Sometimes, you get caught in the middle of things and realize how alive a city is. And these are the moments when I realize why I like living in Jakarta.

I’d been craving Chinese food, so on Sunday Chloe, Sam and I ventured to Glodok — Jakarta’s Chinatown area. It was much different from what I had envisioned. It was bright and colorful, with more trees than I had expected, and wandering the streets was a real feast for the eyes (and stomach). I think I had expected a dim, crumbling area based on my historical knowledge of this area, which is limited to the horrible lootings and murders that took place here in 1998 during Suharto’s fall from power.
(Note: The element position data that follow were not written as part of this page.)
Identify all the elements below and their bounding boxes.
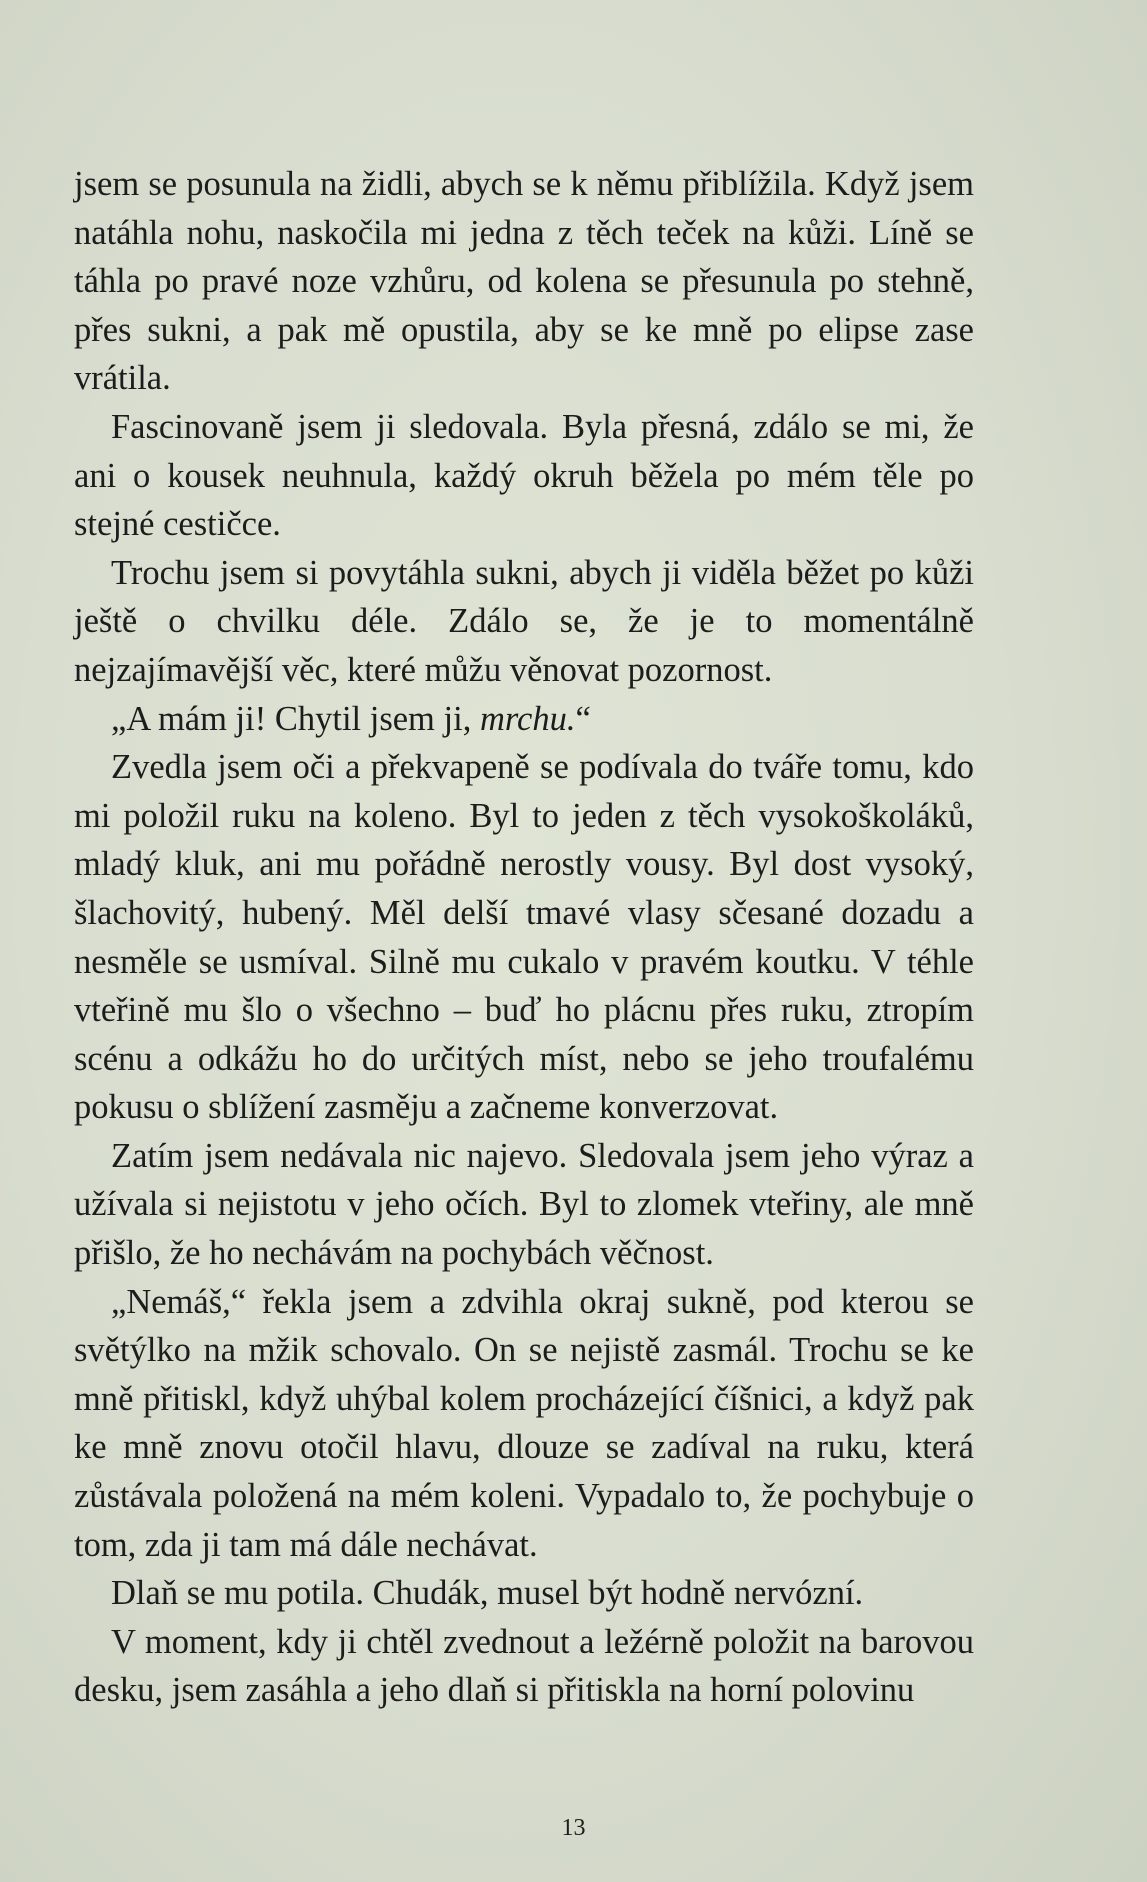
paragraph-8: Dlaň se mu potila. Chudák, musel být hodně nervózní. (111, 1574, 864, 1613)
quote-text: „A mám ji! Chytil jsem ji, (111, 699, 480, 738)
paragraph-2: Fascinovaně jsem ji sledovala. Byla přesná, zdálo se mi, že ani o kousek neuhnula, každý okruh běžela po mém těle po stejné cestičce. (74, 407, 974, 544)
paragraph-7: „Nemáš,“ řekla jsem a zdvihla okraj sukně, pod kterou se světýlko na mžik schovalo. On se nejistě zasmál. Trochu se ke mně přitiskl, když uhýbal kolem procházející číšnici, a když pak ke mně znovu otočil hlavu, dlouze se zadíval na ruku, která zůstávala položená na mém koleni. Vypadalo to, že pochybuje o tom, zda ji tam má dále nechávat. (74, 1282, 974, 1564)
paragraph-6: Zatím jsem nedávala nic najevo. Sledovala jsem jeho výraz a užívala si nejistotu v jeho očích. Byl to zlomek vteřiny, ale mně přišlo, že ho nechávám na pochybách věčnost. (74, 1136, 974, 1273)
paragraph-3: Trochu jsem si povytáhla sukni, abych ji viděla běžet po kůži ještě o chvilku déle. Zdálo se, že je to momentálně nejzajímavější věc, které můžu věnovat pozornost. (74, 553, 974, 689)
quote-close: “ (575, 699, 591, 738)
paragraph-5: Zvedla jsem oči a překvapeně se podívala do tváře tomu, kdo mi položil ruku na koleno. Byl to jeden z těch vysokoškoláků, mladý kluk, ani mu pořádně nerostly vousy. Byl dost vysoký, šlachovitý, hubený. Měl delší tmavé vlasy sčesané dozadu a nesměle se usmíval. Silně mu cukalo v pravém koutku. V téhle vteřině mu šlo o všechno – buď ho plácnu přes ruku, ztropím scénu a odkážu ho do určitých míst, nebo se jeho troufalému pokusu o sblížení zasměju a začneme konverzovat. (74, 748, 974, 1127)
body-text (74, 160, 974, 1715)
page-number: 13 (561, 1815, 586, 1841)
quote-italic: mrchu. (479, 699, 576, 738)
paragraph-9: V moment, kdy ji chtěl zvednout a ležérně položit na barovou desku, jsem zasáhla a jeho dlaň si přitiskla na horní polovinu (74, 1622, 974, 1710)
paragraph-1: jsem se posunula na židli, abych se k němu přiblížila. Když jsem natáhla nohu, naskočila mi jedna z těch teček na kůži. Líně se táhla po pravé noze vzhůru, od kolena se přesunula po stehně, přes sukni, a pak mě opustila, aby se ke mně po elipse zase vrátila. (74, 165, 974, 398)
paragraph-quote (74, 695, 974, 744)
After lunch (food requires a separate post) we were walking to the main market area when a street vendor stopped us. He was asking us if we were going to see the dragon. We were very confused. He kept pointing in a direction and then we finally understood that a parade was happening. Then for about an hour we stood in awe of all the costumes, colors, dragons, and people running in the parade. The man with the metal pieces through his cheeks was the most shocking. He seemed to be in a trance-like state and women approached him and he twirled incenses over their heads. If anyone knows the history behind this tradition, please let me know.

After watching the parade we wandered to a Buddhist temple and sat by a koi pond. It was very peaceful. An escape from it all is never all that far away in Jakarta.